İnme (felç), beyin damarlarının tıkanması veya kanaması sonucu beynin bir bölgesinin geçici veya kalıcı olarak fonksiyonlarını yitirmesiyle ortaya çıkan acil bir tıbbi durumdur. İnme tedavisinde zaman kritik öneme sahiptir; erken müdahale kalıcı hasarı önleyebilir.

  • İskemik İnme (Tıkanmaya Bağlı) Tedavisi: Beyin damarlarındaki kan pıhtılarını eritmek için trombolitik ilaçlar (tPA) kullanılır ve belirtiler başladıktan sonra mümkün olan en hızlı sürede başlanması kritik öneme sahiptir (ilk 4,5 saat içinde). Büyük damar tıkanıklıklarında oluşan pıhtıları stent ve/veya kateter ile çıkarmak için mekanik trombektomi adı verilen anjiografik bir yöntem uygulanır. Mekanik trombektomi ne kadar erken yapılırsa o kadar etkin olur ve en hızlı sürede işleme başlamak gerekir; bulgular başladıktan sonraki ilk 6 saatte ve uygun hastalarda ilk 24 saatte uygulanabilir.
  • Hemorajik İnme (Kanamaya Bağlı) Tedavisi: Kanamanın yeri, büyüklüğü ve altta yatan nedene göre tedavi planı yapılır. Kanamayı kontrol altına almak ve beyin içi basıncı azaltmak için tansiyonun düşürülmesi esastır. Kan pıhtılarını temizlemek, yırtılmış kan damarını onarmak veya beyindeki baskıyı hafifletmek için cerrahi girişim gerekebilir.

Karotis Stent

Karotis arterler, halk arasında "şah damarı" olarak bilinen, beyne oksijen ve besin taşıyan en önemli atardamarlardır. Karotis arter darlığı, bu damarların iç yüzeyinde plak birikimi sonucu oluşan daralmadır ve inme riskini önemli ölçüde artırır. 

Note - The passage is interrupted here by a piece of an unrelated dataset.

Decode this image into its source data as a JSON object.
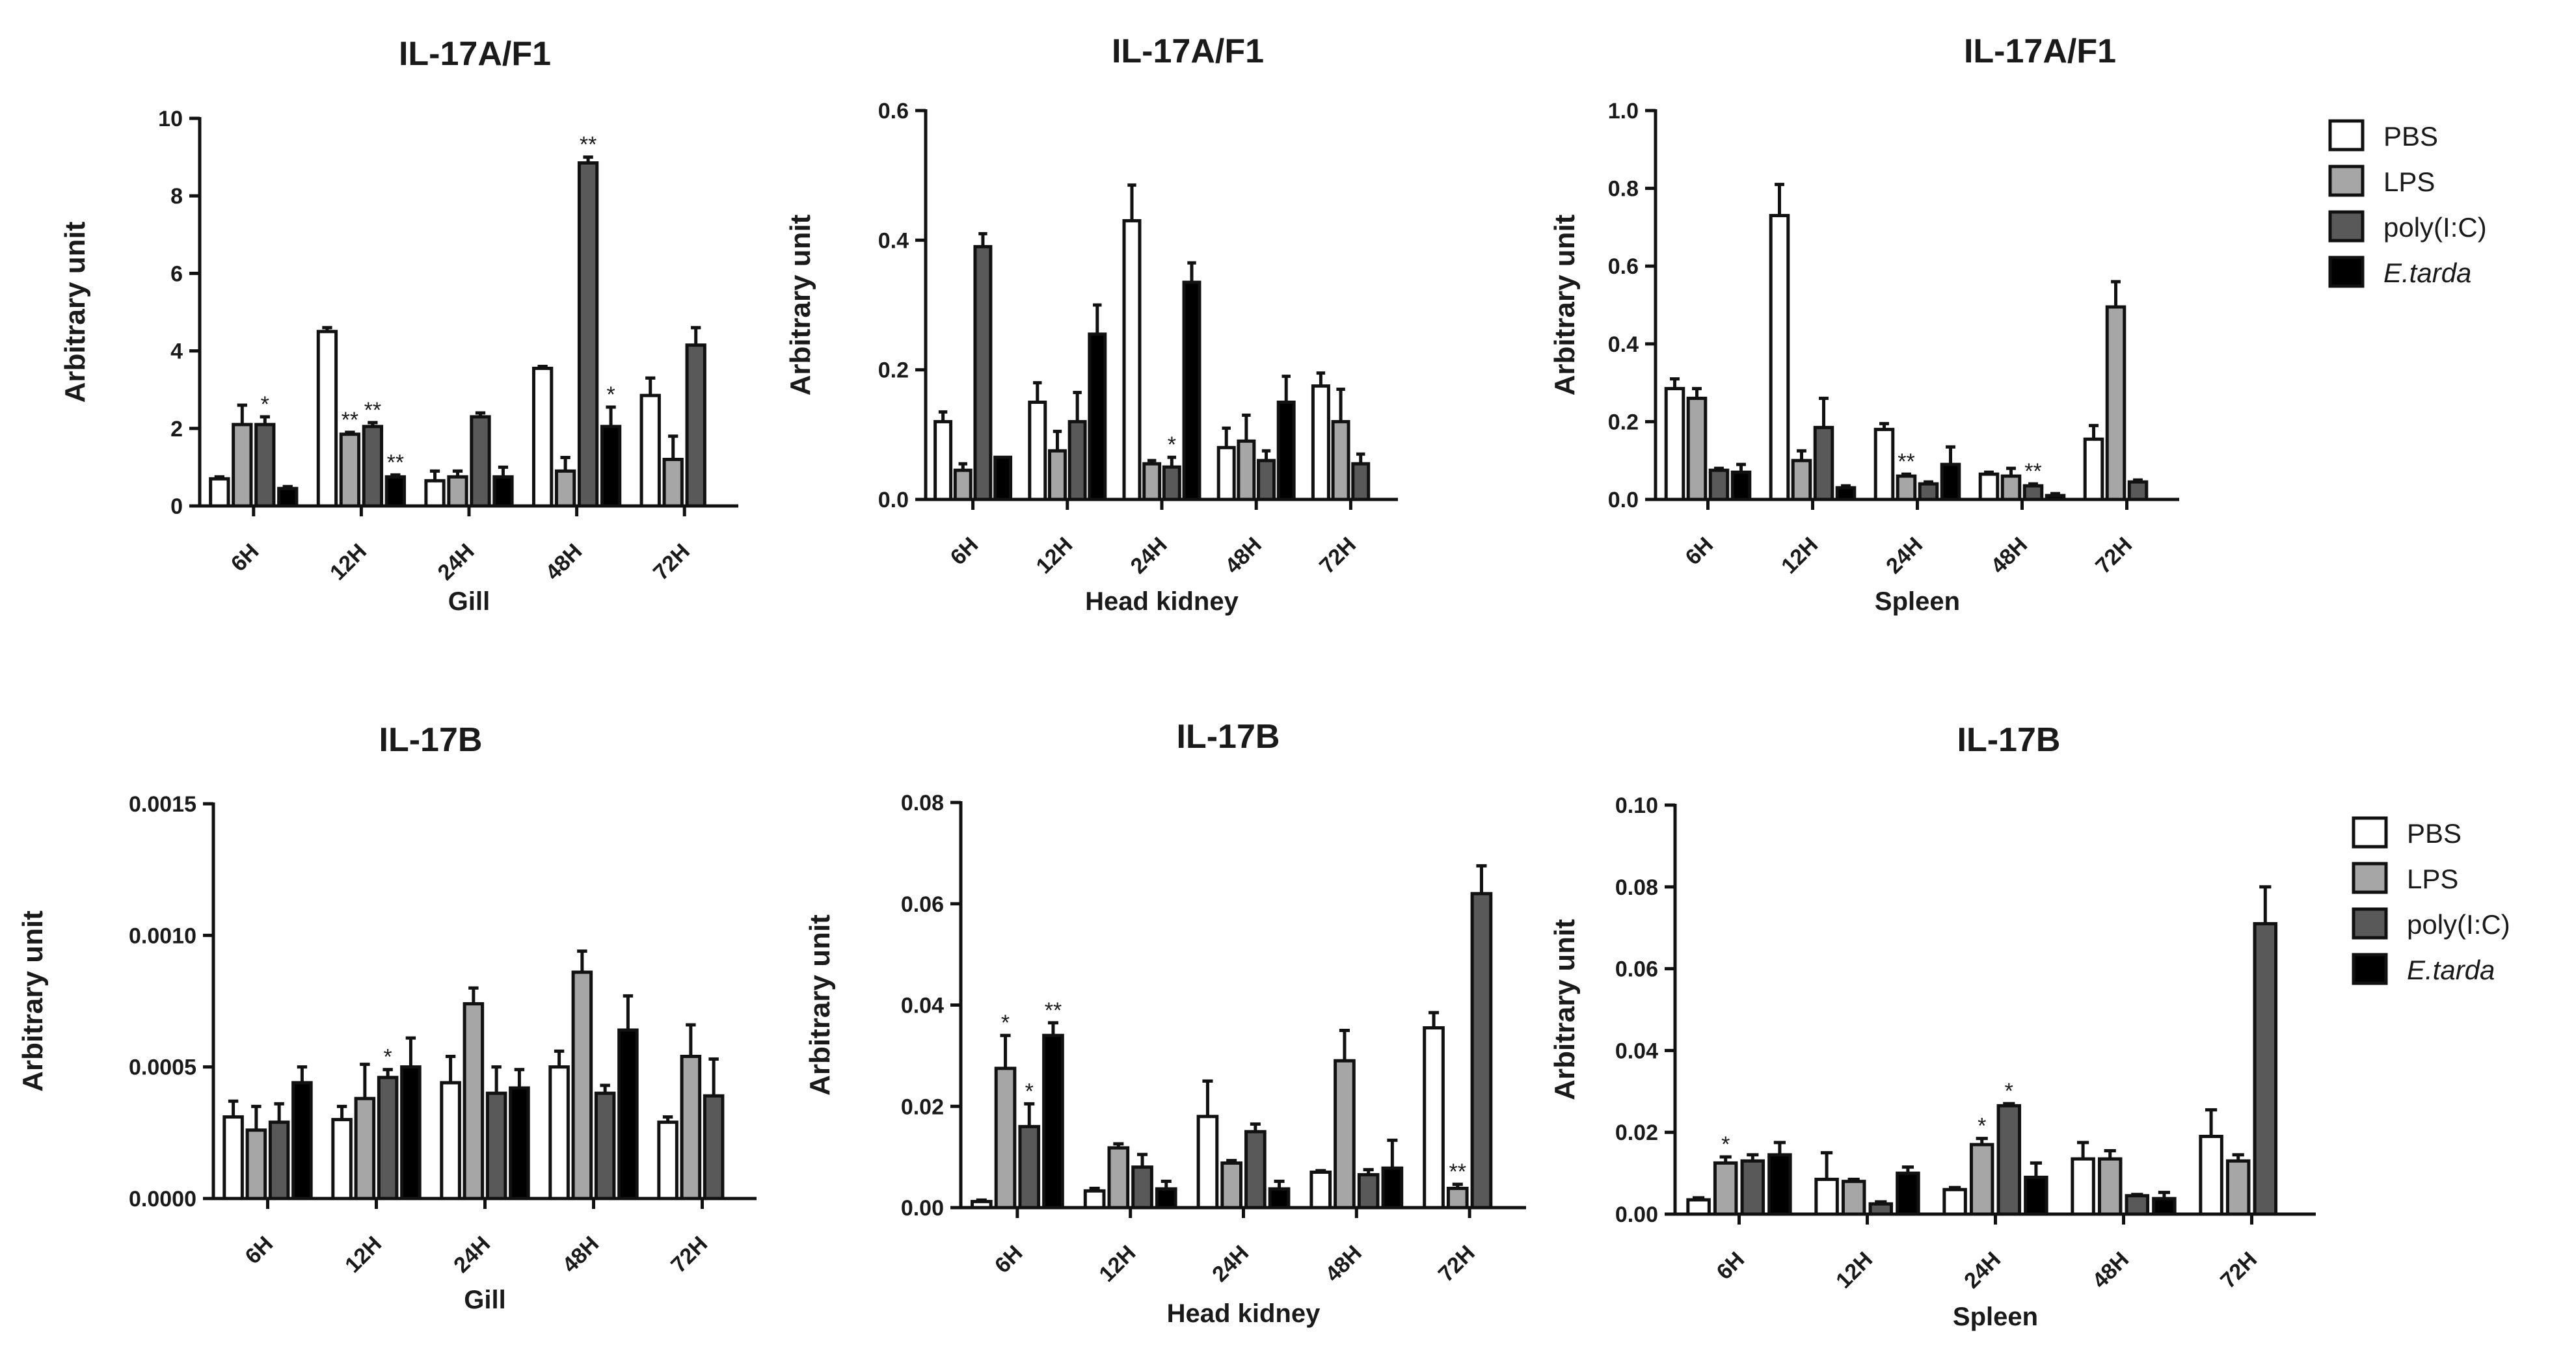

Karotis stentleme, şah damarındaki daralmaların tedavisinde kullanılan, inmeyi önlemeyi amaçlayan minimal invaziv bir yöntemdir. Bu işlem, %50'den fazla darlığa sahip karotis arter nedeniyle inme veya mini inme belirtileri gösteren hastalar ile belirti göstermeyen ancak %70 veya daha fazla tıkanıklığı olanlar başta olmak üzere inme riski yüksek olan tedavi gereken hastalarda uygulanır. Özellikle açık cerrahi operasyon açısından yüksek risk taşıyan hastalar için uygun bir seçenektir. 

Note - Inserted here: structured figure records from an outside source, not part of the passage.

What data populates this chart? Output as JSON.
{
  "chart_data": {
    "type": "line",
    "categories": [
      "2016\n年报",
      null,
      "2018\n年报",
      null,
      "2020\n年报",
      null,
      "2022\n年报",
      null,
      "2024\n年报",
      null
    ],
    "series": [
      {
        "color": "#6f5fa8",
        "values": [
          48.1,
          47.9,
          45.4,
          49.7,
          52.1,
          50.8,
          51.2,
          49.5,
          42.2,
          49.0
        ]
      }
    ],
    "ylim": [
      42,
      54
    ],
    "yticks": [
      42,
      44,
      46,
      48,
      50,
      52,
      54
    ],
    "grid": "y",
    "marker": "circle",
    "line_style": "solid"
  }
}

İşlem genellikle kasık veya kol damarlarından (femoral, brakiyal veya radyal arter) birine küçük bir kesi yapılarak kateter yerleştirilmesiyle başlar. Kateter, daralma bölgesine doğru ilerletilir ve stent ile damar açılır. Gerekirse, stent içine balon şişirilerek daralma daha da genişletilebilir. İşlem sırasında beyne pıhtı atmasını önlemek amacıyla genellikle koruyucu filtreler kullanılır. Karotis stentleme, daha az invaziv olması, büyük cerrahi kesi gerektirmemesi, boyunda sinir hasarı riskinin azalması ve hızlı iyileşme süreci sunması gibi avantajlar sağlar. Ancak, inme, kanama, restenoz (stent içinde tekrar daralma) ve geçici baş ağrısı gibi riskleri de bulunmaktadır. Stent yerleştirildikten sonra hastalar genellikle bir günlük hastanede yatış sonrası günlük aktivitelerine dönebilir ve belirli bir süre kan sulandırıcı ilaçlar kullanmaları gerekir.

Vertebral Stent

Vertebral arterler, boynun arka kısmında yer alan ve beynin arka bölgelerine kan sağlayan atar damarlardır. Vertebral arter darlığı (stenoz), bu damarların plak birikimi nedeniyle daralmasıdır ve inme riskini artırabilir. Vertebral arter diseksiyonu (VAD) ise vertebral arterin iç astarında bir yırtık oluşması durumudur ve özellikle 50 yaşın altındaki genç bireylerde felcin önde gelen nedenlerinden biridir.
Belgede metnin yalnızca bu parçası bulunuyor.